As a parent, you're told to praise, praise, praise your child. But is your kid getting a little tired of living with a cheerleader? On this Monday's Heads-Up Parenting Tip (90.9 fm Arizona at 3:35p MST), I give you a heads up on why over-exuberance isn't necessarily the most healthy way to respond to the small achievements your child has day-to-day. Here's what I said:
"Do you know over-exuberant parents? Their intention is always to support and encourage their kids. But you can usually spot them because you hear their cheerleader-like voices calling out 'Great job!! Way to go!! Fantastic!!! Good job!!!' It's usually pretty incessant and directed toward behavior such as riding a bike, answering a question correctly, or finishing their tuna fish sandwich.
The thing with over-exuberant parents is that they can be SO encouraging and supportive, their words quickly mean nothing. I have never yet heard a sports team say, 'Man, those cheerleaders said the nicest things about us during the game today.' Cheerleaders are simply there to cheer, and the players tend to tune them out. When parents become cheerleaders, kids do the same thing.

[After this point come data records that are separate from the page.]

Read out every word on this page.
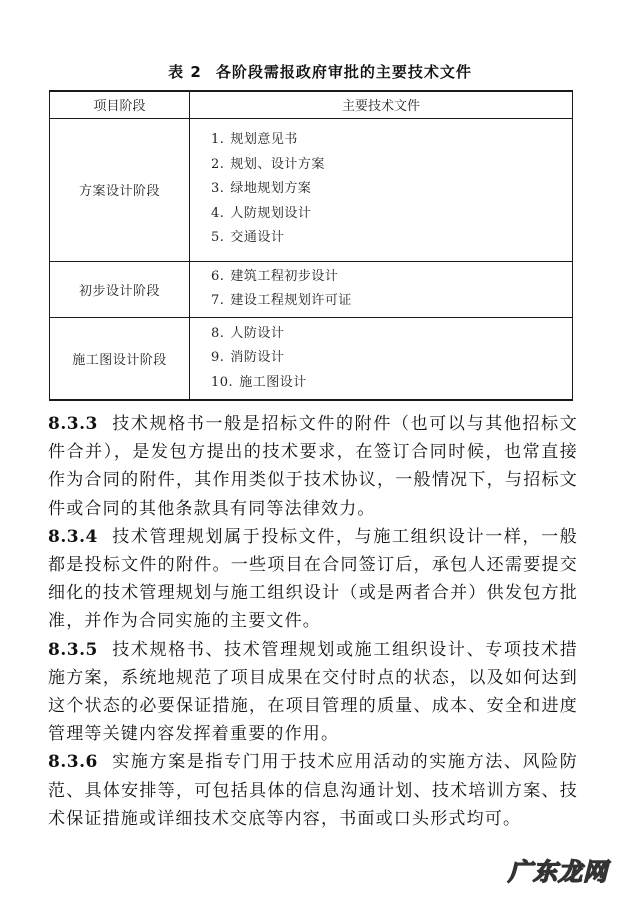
表 2 各阶段需报政府审批的主要技术文件
项目阶段	主要技术文件
方案设计阶段	1. 规划意见书
2. 规划、设计方案
3. 绿地规划方案
4. 人防规划设计
5. 交通设计

初步设计阶段	6. 建筑工程初步设计
7. 建设工程规划许可证

施工图设计阶段	8. 人防设计
9. 消防设计
10. 施工图设计

8.3.3 技术规格书一般是招标文件的附件（也可以与其他招标文件合并），是发包方提出的技术要求，在签订合同时候，也常直接作为合同的附件，其作用类似于技术协议，一般情况下，与招标文件或合同的其他条款具有同等法律效力。

8.3.4 技术管理规划属于投标文件，与施工组织设计一样，一般都是投标文件的附件。一些项目在合同签订后，承包人还需要提交细化的技术管理规划与施工组织设计（或是两者合并）供发包方批准，并作为合同实施的主要文件。

8.3.5 技术规格书、技术管理规划或施工组织设计、专项技术措施方案，系统地规范了项目成果在交付时点的状态，以及如何达到这个状态的必要保证措施，在项目管理的质量、成本、安全和进度管理等关键内容发挥着重要的作用。

8.3.6 实施方案是指专门用于技术应用活动的实施方法、风险防范、具体安排等，可包括具体的信息沟通计划、技术培训方案、技术保证措施或详细技术交底等内容，书面或口头形式均可。

广东龙网
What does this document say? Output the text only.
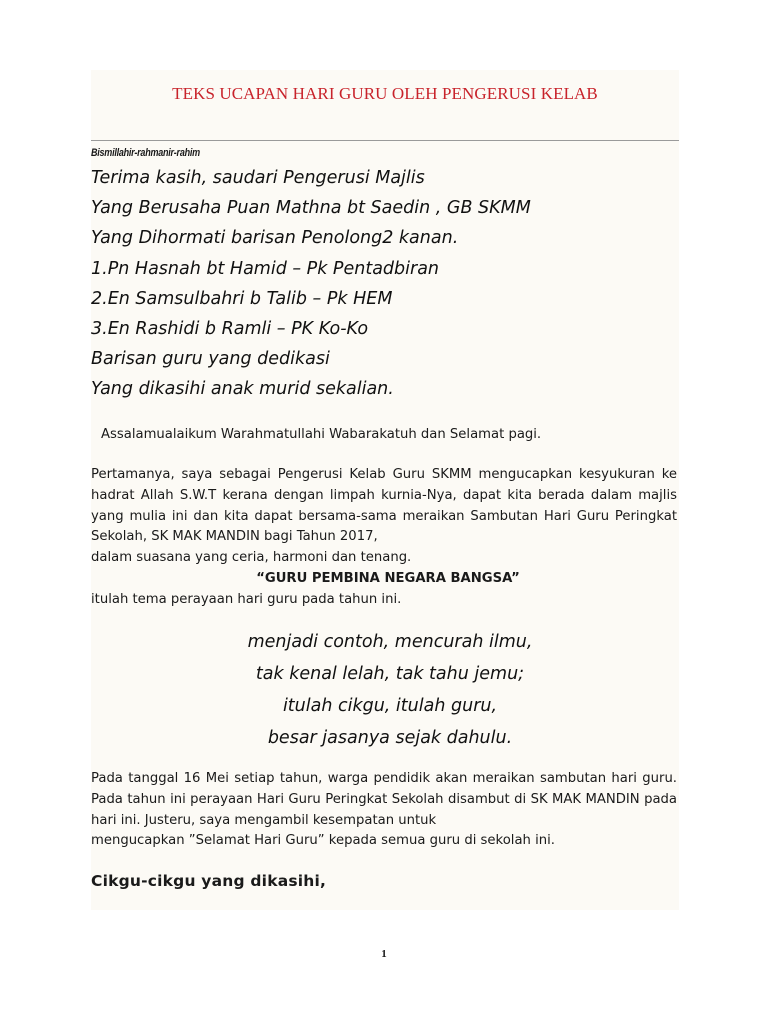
TEKS UCAPAN HARI GURU OLEH PENGERUSI KELAB
Bismillahir-rahmanir-rahim
Terima kasih, saudari Pengerusi Majlis
Yang Berusaha Puan Mathna bt Saedin , GB SKMM
Yang Dihormati barisan Penolong2 kanan.
1.Pn Hasnah bt Hamid – Pk Pentadbiran
2.En Samsulbahri b Talib – Pk HEM
3.En Rashidi b Ramli – PK Ko-Ko
Barisan guru yang dedikasi
Yang dikasihi anak murid sekalian.
Assalamualaikum Warahmatullahi Wabarakatuh dan Selamat pagi.

Pertamanya, saya sebagai Pengerusi Kelab Guru SKMM mengucapkan kesyukuran ke hadrat Allah S.W.T kerana dengan limpah kurnia-Nya, dapat kita berada dalam majlis yang mulia ini dan kita dapat bersama-sama meraikan Sambutan Hari Guru Peringkat Sekolah, SK MAK MANDIN bagi Tahun 2017,
dalam suasana yang ceria, harmoni dan tenang.

“GURU PEMBINA NEGARA BANGSA”
itulah tema perayaan hari guru pada tahun ini.
menjadi contoh, mencurah ilmu,
tak kenal lelah, tak tahu jemu;
itulah cikgu, itulah guru,
besar jasanya sejak dahulu.

Pada tanggal 16 Mei setiap tahun, warga pendidik akan meraikan sambutan hari guru. Pada tahun ini perayaan Hari Guru Peringkat Sekolah disambut di SK MAK MANDIN pada hari ini. Justeru, saya mengambil kesempatan untuk
mengucapkan ”Selamat Hari Guru” kepada semua guru di sekolah ini.

Cikgu-cikgu yang dikasihi,
1
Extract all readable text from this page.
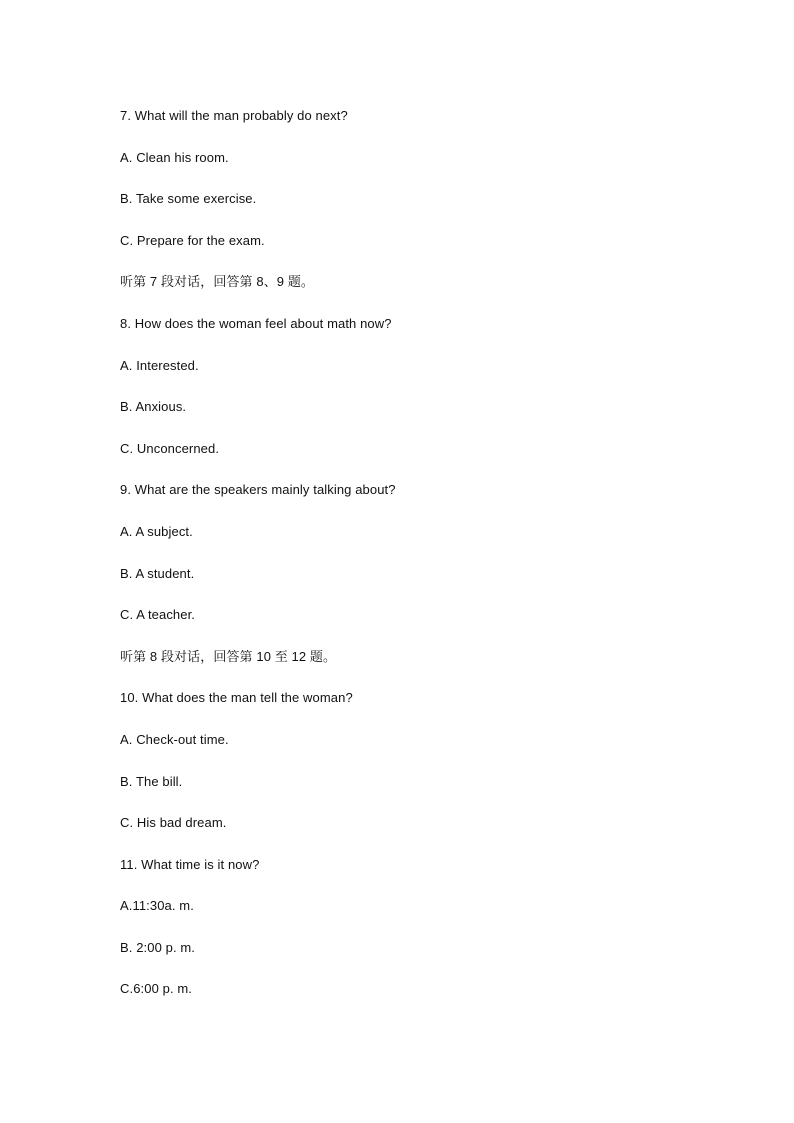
7. What will the man probably do next?
A. Clean his room.
B. Take some exercise.
C. Prepare for the exam.
听第 7 段对话，回答第 8、9 题。
8. How does the woman feel about math now?
A. Interested.
B. Anxious.
C. Unconcerned.
9. What are the speakers mainly talking about?
A. A subject.
B. A student.
C. A teacher.
听第 8 段对话，回答第 10 至 12 题。
10. What does the man tell the woman?
A. Check-out time.
B. The bill.
C. His bad dream.
11. What time is it now?
A.11:30a. m.
B. 2:00 p. m.
C.6:00 p. m.
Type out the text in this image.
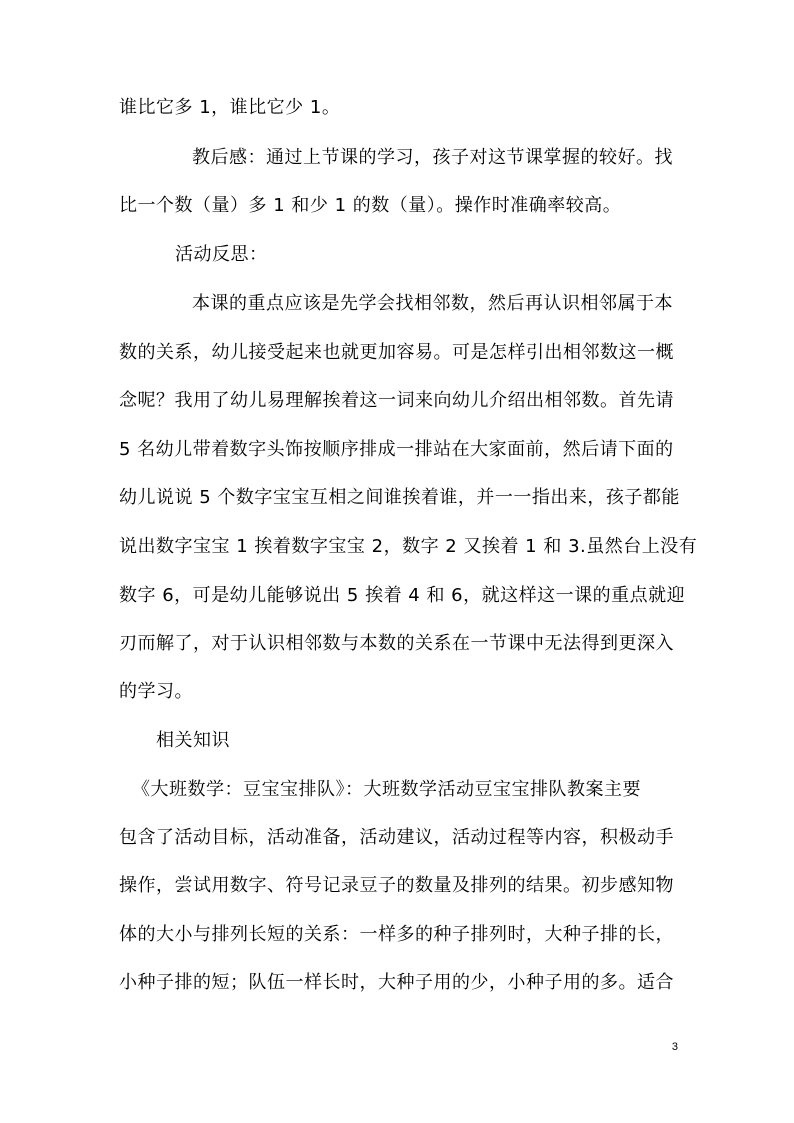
谁比它多 1，谁比它少 1。
教后感：通过上节课的学习，孩子对这节课掌握的较好。找
比一个数（量）多 1 和少 1 的数（量）。操作时准确率较高。
活动反思：
本课的重点应该是先学会找相邻数，然后再认识相邻属于本
数的关系，幼儿接受起来也就更加容易。可是怎样引出相邻数这一概
念呢？我用了幼儿易理解挨着这一词来向幼儿介绍出相邻数。首先请
5 名幼儿带着数字头饰按顺序排成一排站在大家面前，然后请下面的
幼儿说说 5 个数字宝宝互相之间谁挨着谁，并一一指出来，孩子都能
说出数字宝宝 1 挨着数字宝宝 2，数字 2 又挨着 1 和 3.虽然台上没有
数字 6，可是幼儿能够说出 5 挨着 4 和 6，就这样这一课的重点就迎
刃而解了，对于认识相邻数与本数的关系在一节课中无法得到更深入
的学习。
相关知识
《大班数学：豆宝宝排队》：大班数学活动豆宝宝排队教案主要
包含了活动目标，活动准备，活动建议，活动过程等内容，积极动手
操作，尝试用数字、符号记录豆子的数量及排列的结果。初步感知物
体的大小与排列长短的关系：一样多的种子排列时，大种子排的长，
小种子排的短；队伍一样长时，大种子用的少，小种子用的多。适合
3
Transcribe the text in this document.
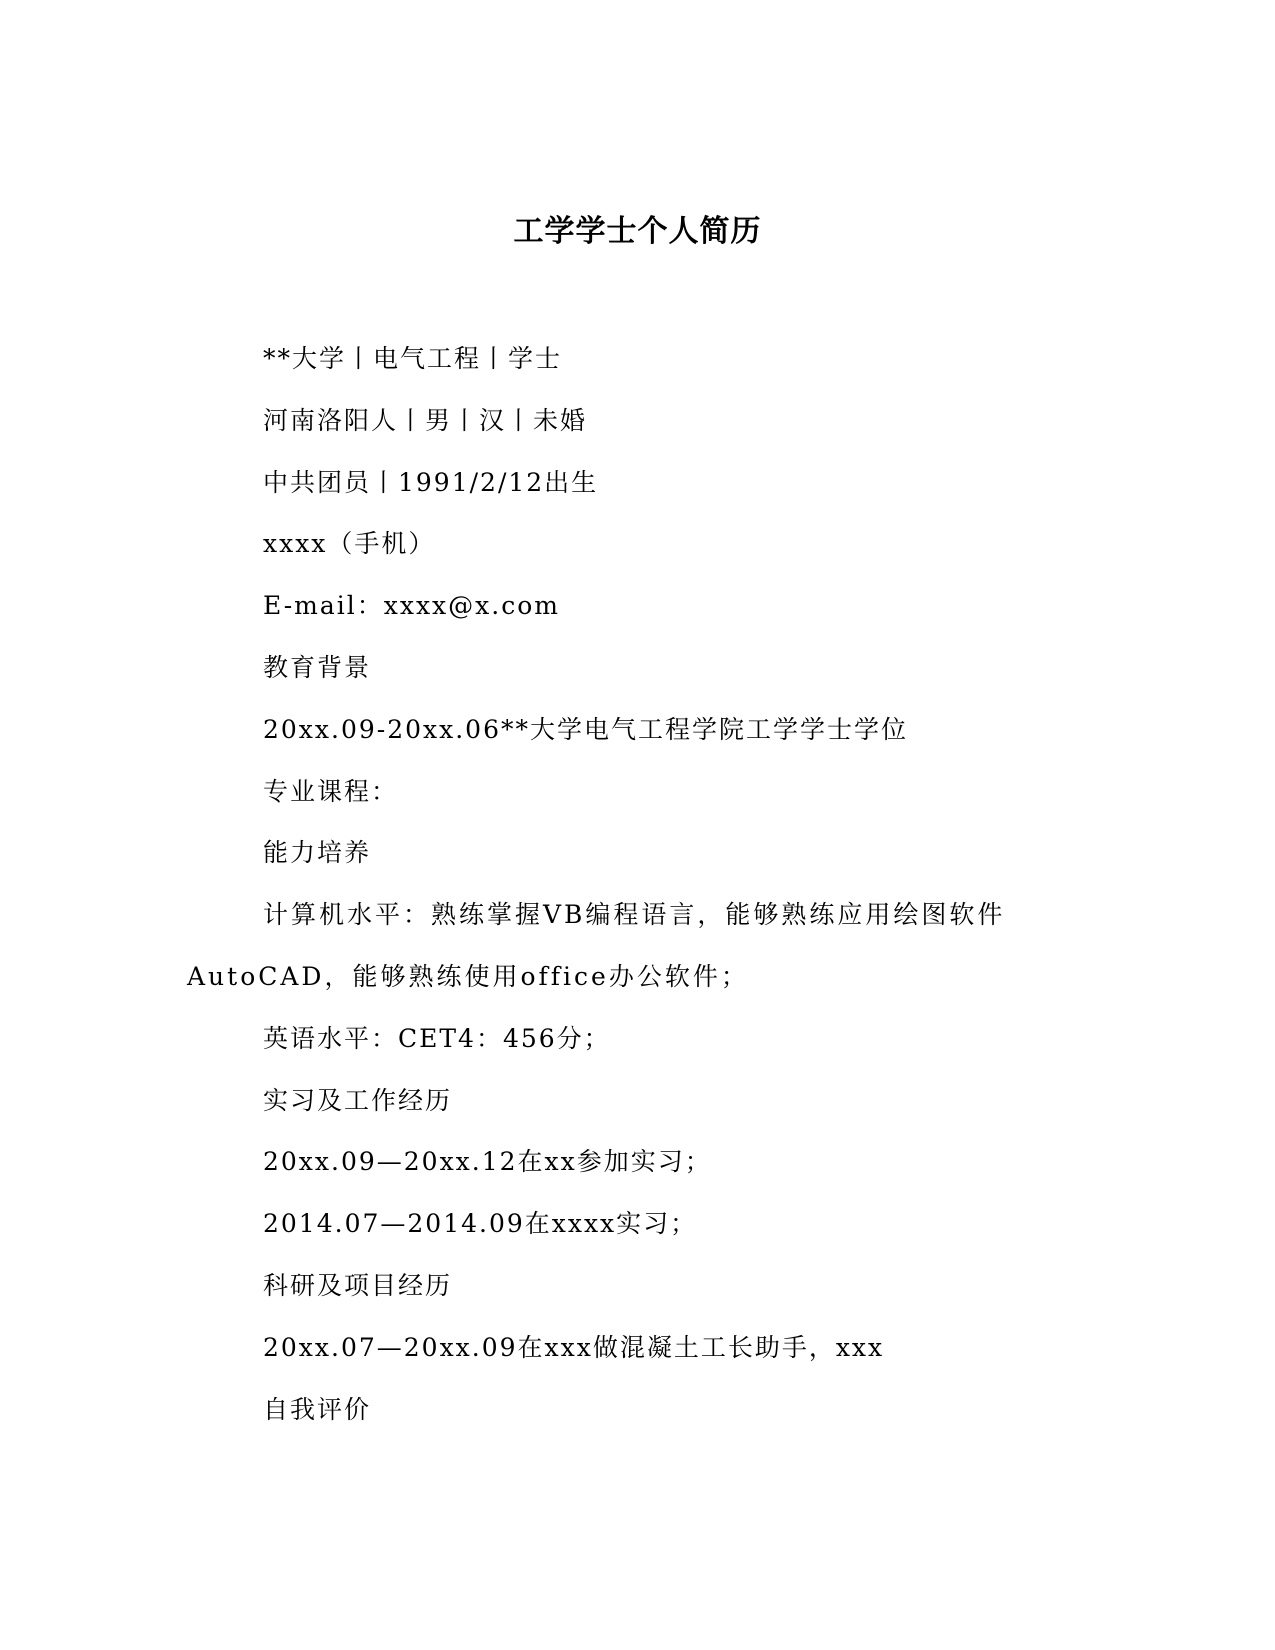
工学学士个人简历

**大学丨电气工程丨学士

河南洛阳人丨男丨汉丨未婚

中共团员丨1991/2/12出生

xxxx（手机）

E-mail：xxxx@x.com

教育背景

20xx.09-20xx.06**大学电气工程学院工学学士学位

专业课程：

能力培养

计算机水平：熟练掌握VB编程语言，能够熟练应用绘图软件AutoCAD，能够熟练使用office办公软件；

英语水平：CET4：456分；

实习及工作经历

20xx.09—20xx.12在xx参加实习；

2014.07—2014.09在xxxx实习；

科研及项目经历

20xx.07—20xx.09在xxx做混凝土工长助手，xxx

自我评价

If you have a child who doesn't feel confident, he may even choose to act up right after you compliment him. He might feel like he can't possibly live up to what you're saying, and he'll prove it to you so you'll stop.
Your best word as a parent is the word 'good.' When your kid does something like ride a bike or get an answer right, the word "good" is sufficient. Really. Like, 'That was good.' Obviously, if they do something ridiculously fantastic, you can cheer. But save the cheering for special moments- not for putting on shoes or catching a ball.
Remember that you can be supportive and kind without losing your mind every time your child does something right. Remember that the word 'good' is your best friend, and use that instead."

I want to be sure no one misunderstands what I said in my radio broadcast above. I'm NOT saying that you should withhold encouragement from children or refuse to praise them when they do something well. For some reason, Americans tend to be rather extreme in their views on this subject- one way or the other. What I'm trying to say is "land somewhere in the middle." Don't lose your mind and over-praise your child, but don't let your kid grow up without compliments either. 

Be reasonable. If your child does something well, tell them it was good. Or thank them. Smile, give them a little pat.... whatever you think is appropriate. If they win some sort of award and they're really excited, be excited with them. Just use common sense. Don't swing your pendulum too far in either direction, and you should hit a healthy balance.